While I'm bummed Fankle didn't get a clean bill of health today, I'm not surprised with the results of my appointment. As I said before, I've been struggling with knowing how much activity is too much. Dr. _____ clarified that my brain is still treating my ankle carefully/cautiously because I endured a trauma. My brain is trying to figure out how to deal with not only what happened to my ankle (severe sprain; tendon surgery), but also how to use my ankle again—so I'm probably being too cautious at this point.

Yet after my experience of having done too much previously, I'm glad I've been on the conservative side this time around. Hopefully that means that I've protected my ankle so it had the opportunity to heal properly and completely.
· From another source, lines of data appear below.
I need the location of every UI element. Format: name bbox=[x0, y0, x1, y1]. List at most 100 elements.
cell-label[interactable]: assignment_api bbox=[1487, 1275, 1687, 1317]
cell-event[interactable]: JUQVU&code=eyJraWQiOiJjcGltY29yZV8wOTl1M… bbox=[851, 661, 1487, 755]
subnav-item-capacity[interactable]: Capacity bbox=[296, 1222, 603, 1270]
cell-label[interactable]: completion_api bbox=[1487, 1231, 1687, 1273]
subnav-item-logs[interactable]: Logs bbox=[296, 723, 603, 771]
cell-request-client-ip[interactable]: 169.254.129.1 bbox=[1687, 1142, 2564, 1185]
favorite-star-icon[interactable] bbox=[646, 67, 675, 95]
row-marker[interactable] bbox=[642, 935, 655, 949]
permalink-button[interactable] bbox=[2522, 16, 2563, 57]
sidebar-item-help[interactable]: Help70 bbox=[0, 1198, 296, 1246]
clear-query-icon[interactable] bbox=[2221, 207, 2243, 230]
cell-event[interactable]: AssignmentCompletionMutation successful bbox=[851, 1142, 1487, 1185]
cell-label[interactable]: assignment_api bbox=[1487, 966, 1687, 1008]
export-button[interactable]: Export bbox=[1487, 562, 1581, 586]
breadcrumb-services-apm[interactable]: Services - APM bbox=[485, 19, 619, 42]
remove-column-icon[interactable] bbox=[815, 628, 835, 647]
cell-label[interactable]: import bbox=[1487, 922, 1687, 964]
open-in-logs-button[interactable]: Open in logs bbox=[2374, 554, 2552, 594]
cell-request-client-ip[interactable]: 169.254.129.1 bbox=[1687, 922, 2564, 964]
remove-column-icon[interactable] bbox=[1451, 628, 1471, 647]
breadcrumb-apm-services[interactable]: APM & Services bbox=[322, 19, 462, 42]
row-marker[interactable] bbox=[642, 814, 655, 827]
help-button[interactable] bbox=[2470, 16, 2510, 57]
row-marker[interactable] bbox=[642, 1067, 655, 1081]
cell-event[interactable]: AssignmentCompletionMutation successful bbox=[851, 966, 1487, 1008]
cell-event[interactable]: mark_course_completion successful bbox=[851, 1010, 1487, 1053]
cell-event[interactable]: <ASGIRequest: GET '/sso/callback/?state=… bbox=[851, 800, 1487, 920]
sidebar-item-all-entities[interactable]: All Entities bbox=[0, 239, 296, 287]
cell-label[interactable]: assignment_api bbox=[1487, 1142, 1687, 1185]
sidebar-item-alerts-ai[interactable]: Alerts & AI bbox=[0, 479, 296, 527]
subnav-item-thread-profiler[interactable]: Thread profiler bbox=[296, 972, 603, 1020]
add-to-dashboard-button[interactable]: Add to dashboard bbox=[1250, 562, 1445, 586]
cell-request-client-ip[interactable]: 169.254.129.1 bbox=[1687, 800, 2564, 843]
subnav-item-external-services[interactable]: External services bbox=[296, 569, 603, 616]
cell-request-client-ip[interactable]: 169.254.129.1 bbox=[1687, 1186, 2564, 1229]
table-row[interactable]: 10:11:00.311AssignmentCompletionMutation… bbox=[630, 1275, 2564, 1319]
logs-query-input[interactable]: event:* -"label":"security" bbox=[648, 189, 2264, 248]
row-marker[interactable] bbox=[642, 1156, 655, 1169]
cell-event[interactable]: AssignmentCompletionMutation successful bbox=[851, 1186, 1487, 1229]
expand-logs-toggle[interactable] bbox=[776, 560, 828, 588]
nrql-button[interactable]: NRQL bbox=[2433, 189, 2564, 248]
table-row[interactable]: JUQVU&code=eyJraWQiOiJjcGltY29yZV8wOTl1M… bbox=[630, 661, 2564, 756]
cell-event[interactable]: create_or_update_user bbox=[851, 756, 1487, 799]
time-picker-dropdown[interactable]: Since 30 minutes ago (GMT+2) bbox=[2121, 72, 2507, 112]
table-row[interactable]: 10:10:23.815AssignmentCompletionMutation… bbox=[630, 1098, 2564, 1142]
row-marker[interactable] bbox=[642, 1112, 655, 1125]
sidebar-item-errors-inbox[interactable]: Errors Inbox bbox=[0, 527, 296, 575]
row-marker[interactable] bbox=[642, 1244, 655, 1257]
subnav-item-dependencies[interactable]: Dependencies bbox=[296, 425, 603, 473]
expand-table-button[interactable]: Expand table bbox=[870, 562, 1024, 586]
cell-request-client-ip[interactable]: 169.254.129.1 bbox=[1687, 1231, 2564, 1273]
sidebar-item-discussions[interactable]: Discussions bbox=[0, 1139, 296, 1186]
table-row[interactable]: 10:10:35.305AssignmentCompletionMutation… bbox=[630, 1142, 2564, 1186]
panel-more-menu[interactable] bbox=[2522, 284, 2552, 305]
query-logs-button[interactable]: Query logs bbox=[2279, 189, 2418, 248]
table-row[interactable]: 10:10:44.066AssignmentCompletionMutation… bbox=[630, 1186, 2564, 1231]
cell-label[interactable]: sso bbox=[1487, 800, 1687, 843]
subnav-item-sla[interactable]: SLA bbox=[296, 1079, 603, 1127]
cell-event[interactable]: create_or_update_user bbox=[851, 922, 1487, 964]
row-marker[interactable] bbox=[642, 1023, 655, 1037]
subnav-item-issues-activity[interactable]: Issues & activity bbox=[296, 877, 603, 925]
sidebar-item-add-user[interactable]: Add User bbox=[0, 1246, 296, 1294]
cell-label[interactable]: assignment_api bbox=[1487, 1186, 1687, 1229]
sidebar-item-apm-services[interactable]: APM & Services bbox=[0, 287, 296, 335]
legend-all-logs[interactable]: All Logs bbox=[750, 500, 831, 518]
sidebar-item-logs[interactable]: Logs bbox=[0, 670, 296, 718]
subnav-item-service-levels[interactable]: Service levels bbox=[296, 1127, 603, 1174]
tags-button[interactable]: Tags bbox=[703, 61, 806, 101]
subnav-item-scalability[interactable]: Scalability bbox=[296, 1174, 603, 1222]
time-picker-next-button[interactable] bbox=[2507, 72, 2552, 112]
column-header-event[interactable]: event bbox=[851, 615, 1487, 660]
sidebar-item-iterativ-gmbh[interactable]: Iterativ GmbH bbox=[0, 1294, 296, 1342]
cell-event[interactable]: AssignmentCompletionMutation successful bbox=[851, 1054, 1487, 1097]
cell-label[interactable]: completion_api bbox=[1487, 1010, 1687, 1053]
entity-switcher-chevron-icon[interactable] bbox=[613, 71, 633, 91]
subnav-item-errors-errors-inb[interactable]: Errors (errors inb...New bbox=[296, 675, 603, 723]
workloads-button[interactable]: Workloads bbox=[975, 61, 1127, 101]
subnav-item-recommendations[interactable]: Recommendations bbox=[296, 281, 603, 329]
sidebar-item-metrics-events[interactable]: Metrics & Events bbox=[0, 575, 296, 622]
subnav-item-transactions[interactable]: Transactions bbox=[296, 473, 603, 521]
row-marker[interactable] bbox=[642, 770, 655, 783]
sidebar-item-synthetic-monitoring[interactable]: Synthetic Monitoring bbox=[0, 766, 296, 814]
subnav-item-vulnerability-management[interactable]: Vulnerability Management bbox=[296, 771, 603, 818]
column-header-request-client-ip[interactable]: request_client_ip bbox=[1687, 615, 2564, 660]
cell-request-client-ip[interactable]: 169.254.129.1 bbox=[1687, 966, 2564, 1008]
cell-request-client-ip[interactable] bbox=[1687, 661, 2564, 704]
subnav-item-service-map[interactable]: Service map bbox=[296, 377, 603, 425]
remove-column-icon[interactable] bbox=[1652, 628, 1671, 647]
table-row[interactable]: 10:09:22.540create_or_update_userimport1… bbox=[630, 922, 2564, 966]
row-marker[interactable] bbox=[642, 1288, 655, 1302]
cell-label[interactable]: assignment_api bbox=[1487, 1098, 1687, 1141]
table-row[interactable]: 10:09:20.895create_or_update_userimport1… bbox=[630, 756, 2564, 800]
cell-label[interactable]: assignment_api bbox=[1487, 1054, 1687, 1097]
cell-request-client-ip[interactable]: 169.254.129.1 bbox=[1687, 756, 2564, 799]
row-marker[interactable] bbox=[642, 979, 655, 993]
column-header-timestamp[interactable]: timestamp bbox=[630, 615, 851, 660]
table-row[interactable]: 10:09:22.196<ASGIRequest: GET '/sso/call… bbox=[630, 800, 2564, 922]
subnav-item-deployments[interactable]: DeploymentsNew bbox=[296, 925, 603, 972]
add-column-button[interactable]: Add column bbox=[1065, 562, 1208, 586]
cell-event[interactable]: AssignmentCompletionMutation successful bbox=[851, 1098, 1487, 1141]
In my heart, I know I've literally done everything my podiatrist told me to do with exactness and determination...and that feels really good! :)

Dr. _____ said if I don't improve after three weeks of physical therapy, I should go back and see him again. I'm hoping and praying (like crazy!) that I don't have to see my podiatrist ever again—unless it's randomly at the grocery store, or at a sporting event! Ha ha.

I must say, when I saw the words "traumatic injury" written in my chart (I peeked at my file on their computer screen), it made me feel better. It sounds strange, but it made me happy knowing that I totally wasn't overreacting to my Fankle experience! I have endured so much over these past four months! I've done my very best, but let me tell you, it has been more than difficult at times. I have been utterly changed forever because of my Fankle journey.

Here's my Fankle scar today—it looks and feels so much better! You might be grossed out by this, or wonder why I'm posting a photo of my scar again, but I'm very pleased with my accomplishment! This scar represents so much mental and physical toughness—you have no idea what it's taken for me to get to this point! Plus, I wanted to show how funny it is when I flex my foot up: Fankle "smiles"! (The far right photo.)

I'd like to point out that my incision healed perfectly! Fanklenubbin has disappeared! And there's only one small little visual reminder that Fanklenubbin ever existed in the first place! I'm overjoyed with how well it healed!


I probably have one or two more Fankle posts in me, but for now...Fanklebot out!